En mai 1803, Bonaparte lui ordonne d' occuper le Hanovre, ce
qu'il fait en un mois, contraignant l' armée ennemie à
la capitulation. Avant de le faire maréchal, Napoléon
le nomme colonel général commandant l'artillerie
et les matelots de la garde consulaire. Durant la campagne de
1805, Mortier commande l' infanterie de la garde.
En 1806, il est chargé d' occuper l'Allemagne du Nord,
avant de rejoindre la Grande Armée et de diriger l'aile
gauche à Friedland. Duc de Trévise en juillet 1808.
Mortier va se battre en Espagne pendant trois ans : Licinena
et pont de l'Arzobispo (8 août 1809), Ocaña (19
novembre), où il est blessé, Fuentes de Cantos
( 15 septembre l810), La Gebora (19 février 1811), etc.
Durant la campagne de Russie, il commande la jeune garde, est
à la Moskova, gouverneur de Moscou, à Krasnoïe,
à la Berezina. Il fait toutes les batailles de la campagne
de 1813 en Saxe.
Durant la campagne de France, c'est à la tête de
la vieille garde qu'il livre les dernières batailles contre
l'envahisseur et défend Paris.
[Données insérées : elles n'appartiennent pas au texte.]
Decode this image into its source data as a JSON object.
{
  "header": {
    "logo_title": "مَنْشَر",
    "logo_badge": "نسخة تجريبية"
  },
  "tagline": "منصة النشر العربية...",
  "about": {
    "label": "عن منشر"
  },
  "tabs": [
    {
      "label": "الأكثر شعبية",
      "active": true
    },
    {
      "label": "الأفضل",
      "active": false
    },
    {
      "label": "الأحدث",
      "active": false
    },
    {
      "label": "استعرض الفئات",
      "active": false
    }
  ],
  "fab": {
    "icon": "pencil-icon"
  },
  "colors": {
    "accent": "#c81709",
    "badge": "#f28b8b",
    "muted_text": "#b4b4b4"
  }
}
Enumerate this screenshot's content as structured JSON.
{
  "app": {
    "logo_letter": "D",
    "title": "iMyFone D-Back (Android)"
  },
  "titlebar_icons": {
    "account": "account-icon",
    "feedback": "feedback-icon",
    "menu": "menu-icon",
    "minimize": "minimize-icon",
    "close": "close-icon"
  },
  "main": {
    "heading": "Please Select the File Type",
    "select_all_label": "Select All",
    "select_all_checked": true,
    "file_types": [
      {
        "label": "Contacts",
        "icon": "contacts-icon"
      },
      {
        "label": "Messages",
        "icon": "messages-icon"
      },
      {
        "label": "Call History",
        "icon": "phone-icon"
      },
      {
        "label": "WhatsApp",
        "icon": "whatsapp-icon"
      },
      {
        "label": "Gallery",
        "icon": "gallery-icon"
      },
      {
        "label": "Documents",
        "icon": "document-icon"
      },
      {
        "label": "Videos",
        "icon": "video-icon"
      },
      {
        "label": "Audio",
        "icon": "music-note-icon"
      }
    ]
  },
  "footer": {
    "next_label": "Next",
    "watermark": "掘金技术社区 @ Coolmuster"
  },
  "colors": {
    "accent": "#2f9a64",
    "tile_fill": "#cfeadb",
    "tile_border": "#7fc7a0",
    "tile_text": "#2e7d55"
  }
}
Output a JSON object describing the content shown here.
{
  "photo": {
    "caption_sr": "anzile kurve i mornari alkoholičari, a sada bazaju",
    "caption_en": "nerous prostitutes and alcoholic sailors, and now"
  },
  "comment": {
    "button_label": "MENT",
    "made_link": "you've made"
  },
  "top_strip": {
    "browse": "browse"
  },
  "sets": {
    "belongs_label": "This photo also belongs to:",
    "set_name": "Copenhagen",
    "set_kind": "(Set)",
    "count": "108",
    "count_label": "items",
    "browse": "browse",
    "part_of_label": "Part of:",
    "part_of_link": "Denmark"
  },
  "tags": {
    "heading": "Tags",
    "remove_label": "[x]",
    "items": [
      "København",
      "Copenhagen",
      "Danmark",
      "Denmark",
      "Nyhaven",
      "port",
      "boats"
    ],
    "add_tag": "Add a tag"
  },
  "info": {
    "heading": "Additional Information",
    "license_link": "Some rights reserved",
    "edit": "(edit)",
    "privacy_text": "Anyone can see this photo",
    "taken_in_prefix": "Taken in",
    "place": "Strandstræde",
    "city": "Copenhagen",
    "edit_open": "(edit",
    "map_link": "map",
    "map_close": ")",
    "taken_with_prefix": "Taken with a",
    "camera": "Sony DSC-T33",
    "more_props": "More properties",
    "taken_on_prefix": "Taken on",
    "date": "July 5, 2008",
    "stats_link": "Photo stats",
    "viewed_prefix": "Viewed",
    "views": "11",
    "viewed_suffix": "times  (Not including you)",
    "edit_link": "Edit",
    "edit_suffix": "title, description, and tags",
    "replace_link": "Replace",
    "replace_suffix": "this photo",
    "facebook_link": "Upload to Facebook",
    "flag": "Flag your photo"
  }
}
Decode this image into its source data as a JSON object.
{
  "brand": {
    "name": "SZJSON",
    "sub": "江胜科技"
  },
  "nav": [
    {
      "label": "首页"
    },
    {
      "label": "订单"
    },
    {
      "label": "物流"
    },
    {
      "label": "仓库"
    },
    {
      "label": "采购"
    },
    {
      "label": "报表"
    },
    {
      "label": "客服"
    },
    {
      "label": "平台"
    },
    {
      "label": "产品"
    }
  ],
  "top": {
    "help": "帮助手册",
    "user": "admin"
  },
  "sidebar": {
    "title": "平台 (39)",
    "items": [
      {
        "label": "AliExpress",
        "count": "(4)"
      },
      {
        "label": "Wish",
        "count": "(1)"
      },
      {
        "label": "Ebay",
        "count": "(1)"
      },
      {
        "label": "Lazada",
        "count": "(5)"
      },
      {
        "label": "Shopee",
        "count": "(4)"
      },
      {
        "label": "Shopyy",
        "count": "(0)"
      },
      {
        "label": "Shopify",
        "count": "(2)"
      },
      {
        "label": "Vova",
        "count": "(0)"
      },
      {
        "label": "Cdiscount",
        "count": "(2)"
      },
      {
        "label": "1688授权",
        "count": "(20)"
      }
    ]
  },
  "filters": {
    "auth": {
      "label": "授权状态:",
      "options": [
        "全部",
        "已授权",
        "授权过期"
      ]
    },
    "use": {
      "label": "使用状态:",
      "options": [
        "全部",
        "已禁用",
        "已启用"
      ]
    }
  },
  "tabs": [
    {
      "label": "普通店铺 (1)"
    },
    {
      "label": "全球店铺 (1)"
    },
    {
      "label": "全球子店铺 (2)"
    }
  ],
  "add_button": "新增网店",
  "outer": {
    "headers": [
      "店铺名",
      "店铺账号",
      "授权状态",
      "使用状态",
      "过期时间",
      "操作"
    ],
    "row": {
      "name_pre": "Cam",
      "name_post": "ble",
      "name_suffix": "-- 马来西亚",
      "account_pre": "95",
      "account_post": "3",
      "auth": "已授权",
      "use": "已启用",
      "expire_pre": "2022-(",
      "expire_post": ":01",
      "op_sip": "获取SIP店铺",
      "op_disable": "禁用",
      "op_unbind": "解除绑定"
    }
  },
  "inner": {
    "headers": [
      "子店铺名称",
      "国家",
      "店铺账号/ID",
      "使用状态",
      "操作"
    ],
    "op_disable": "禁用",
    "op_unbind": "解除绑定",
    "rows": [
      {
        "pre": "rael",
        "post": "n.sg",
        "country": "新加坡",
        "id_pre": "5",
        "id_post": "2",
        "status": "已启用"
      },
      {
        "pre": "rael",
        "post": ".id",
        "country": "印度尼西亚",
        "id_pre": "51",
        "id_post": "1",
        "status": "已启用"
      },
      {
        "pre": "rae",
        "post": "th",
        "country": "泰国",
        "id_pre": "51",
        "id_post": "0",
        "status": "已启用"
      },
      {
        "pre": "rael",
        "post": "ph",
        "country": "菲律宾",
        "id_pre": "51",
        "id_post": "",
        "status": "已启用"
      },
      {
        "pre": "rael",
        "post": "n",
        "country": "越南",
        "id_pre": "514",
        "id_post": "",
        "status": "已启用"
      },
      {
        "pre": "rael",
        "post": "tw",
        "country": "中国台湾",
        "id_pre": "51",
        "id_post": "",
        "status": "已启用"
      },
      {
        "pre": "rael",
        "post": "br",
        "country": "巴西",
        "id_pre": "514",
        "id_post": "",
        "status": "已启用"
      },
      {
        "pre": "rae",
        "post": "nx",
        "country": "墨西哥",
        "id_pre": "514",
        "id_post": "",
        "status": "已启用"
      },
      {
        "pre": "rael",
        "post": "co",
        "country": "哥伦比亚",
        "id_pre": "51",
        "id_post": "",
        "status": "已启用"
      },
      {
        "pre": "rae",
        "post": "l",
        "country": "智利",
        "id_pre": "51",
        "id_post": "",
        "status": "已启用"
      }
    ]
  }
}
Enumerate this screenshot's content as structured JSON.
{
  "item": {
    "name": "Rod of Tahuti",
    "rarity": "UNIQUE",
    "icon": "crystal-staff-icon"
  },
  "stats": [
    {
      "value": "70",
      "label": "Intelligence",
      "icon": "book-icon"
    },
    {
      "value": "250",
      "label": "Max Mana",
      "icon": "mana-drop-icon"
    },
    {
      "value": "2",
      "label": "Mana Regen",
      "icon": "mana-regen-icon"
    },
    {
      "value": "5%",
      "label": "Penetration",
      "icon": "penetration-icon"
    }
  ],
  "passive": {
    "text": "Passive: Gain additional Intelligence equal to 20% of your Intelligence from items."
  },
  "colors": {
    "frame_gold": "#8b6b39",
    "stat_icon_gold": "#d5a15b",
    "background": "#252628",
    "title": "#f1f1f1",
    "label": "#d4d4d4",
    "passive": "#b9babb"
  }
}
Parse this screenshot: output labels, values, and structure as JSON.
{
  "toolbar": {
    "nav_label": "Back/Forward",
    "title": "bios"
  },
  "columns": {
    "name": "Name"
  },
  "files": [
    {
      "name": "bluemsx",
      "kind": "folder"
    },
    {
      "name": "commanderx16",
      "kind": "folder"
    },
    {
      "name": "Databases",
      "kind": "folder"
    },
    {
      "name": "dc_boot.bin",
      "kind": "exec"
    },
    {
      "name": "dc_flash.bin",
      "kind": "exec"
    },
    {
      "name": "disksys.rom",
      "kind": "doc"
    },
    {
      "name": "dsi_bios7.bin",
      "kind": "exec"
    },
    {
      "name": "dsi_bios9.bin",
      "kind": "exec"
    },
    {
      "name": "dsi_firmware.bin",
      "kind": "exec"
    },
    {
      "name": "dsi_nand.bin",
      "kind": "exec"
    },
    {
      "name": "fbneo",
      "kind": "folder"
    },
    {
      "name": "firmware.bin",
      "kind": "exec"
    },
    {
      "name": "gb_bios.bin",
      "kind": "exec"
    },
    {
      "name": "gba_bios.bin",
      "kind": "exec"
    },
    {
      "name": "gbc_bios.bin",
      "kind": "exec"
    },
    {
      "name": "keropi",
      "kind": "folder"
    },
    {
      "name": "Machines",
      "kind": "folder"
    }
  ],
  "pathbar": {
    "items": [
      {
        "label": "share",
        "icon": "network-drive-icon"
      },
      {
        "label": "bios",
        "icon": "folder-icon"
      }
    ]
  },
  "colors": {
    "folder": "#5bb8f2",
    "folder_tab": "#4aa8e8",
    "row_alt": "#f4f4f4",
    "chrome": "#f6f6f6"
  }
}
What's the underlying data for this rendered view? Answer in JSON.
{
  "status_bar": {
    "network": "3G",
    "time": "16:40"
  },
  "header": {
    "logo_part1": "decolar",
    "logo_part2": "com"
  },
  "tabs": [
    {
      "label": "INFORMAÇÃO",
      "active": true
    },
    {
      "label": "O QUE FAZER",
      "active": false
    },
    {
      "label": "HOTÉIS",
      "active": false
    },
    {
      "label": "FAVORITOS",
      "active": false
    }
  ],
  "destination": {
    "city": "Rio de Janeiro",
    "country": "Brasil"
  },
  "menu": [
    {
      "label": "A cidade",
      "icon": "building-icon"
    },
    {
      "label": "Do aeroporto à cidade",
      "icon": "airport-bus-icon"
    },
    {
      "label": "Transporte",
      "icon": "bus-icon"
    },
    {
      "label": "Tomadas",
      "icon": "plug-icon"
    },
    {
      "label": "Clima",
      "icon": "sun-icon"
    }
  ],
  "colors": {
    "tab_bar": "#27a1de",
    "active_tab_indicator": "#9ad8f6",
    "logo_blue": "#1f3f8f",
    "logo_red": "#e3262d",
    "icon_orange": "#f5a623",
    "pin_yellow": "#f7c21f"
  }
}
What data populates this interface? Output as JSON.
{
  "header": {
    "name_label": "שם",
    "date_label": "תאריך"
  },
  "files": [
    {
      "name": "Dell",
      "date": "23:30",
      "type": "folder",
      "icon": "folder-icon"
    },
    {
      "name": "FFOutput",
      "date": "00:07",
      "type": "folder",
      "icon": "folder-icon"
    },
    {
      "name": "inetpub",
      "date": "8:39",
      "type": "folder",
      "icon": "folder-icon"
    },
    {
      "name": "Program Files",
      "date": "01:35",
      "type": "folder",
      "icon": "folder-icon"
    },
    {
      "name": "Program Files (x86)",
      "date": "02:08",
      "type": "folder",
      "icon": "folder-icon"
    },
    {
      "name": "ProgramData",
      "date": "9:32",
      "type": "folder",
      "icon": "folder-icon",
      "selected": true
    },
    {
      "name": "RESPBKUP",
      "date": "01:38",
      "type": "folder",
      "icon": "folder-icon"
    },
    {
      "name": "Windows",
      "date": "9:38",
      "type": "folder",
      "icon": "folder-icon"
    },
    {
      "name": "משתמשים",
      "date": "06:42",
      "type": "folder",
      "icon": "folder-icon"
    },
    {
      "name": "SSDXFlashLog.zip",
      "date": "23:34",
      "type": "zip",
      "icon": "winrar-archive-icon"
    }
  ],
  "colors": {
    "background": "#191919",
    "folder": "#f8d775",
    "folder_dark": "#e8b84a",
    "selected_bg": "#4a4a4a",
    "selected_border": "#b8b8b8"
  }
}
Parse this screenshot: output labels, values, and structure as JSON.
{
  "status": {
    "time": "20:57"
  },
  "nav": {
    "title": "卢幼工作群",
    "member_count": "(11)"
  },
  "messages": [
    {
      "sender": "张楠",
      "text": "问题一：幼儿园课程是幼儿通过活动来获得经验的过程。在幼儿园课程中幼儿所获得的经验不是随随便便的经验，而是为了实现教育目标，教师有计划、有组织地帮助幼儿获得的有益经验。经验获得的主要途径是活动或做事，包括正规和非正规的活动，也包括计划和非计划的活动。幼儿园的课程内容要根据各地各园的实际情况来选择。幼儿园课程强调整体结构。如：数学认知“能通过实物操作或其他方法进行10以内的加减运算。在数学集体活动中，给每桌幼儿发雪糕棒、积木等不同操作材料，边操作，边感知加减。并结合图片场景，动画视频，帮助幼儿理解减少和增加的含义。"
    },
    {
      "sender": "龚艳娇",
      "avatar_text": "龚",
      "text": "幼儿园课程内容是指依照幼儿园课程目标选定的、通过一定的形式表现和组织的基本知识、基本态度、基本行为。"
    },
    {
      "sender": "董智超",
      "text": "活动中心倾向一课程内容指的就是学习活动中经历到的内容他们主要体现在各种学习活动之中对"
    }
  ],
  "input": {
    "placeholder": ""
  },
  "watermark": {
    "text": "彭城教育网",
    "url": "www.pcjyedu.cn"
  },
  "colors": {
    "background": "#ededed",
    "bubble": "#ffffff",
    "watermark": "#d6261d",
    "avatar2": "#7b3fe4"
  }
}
Durant les Cent-Jours,
il accompagne le roi jusqu'à Lille, puis se rallie à
Napoléon mais, malade, ne peut se battre à Waterloo.
Disgracié lorsque la cour martiale, dont il fait partie,
se déclare incompétente pour juger Ney, il recouvre
la pairie en 1819, devient ambassadeur en Russie en 1830, ministre
de la Guerre et président du Conseil du 18 novembre 1834
au 12 mars 1835, Il est tué par la machine infernale de
Fieschi lors d' une revue de la garde nationale et enterré
aux Invalides. Le nom de Mortier est inscrit sur l'arc de triomphe
de l'Étoile.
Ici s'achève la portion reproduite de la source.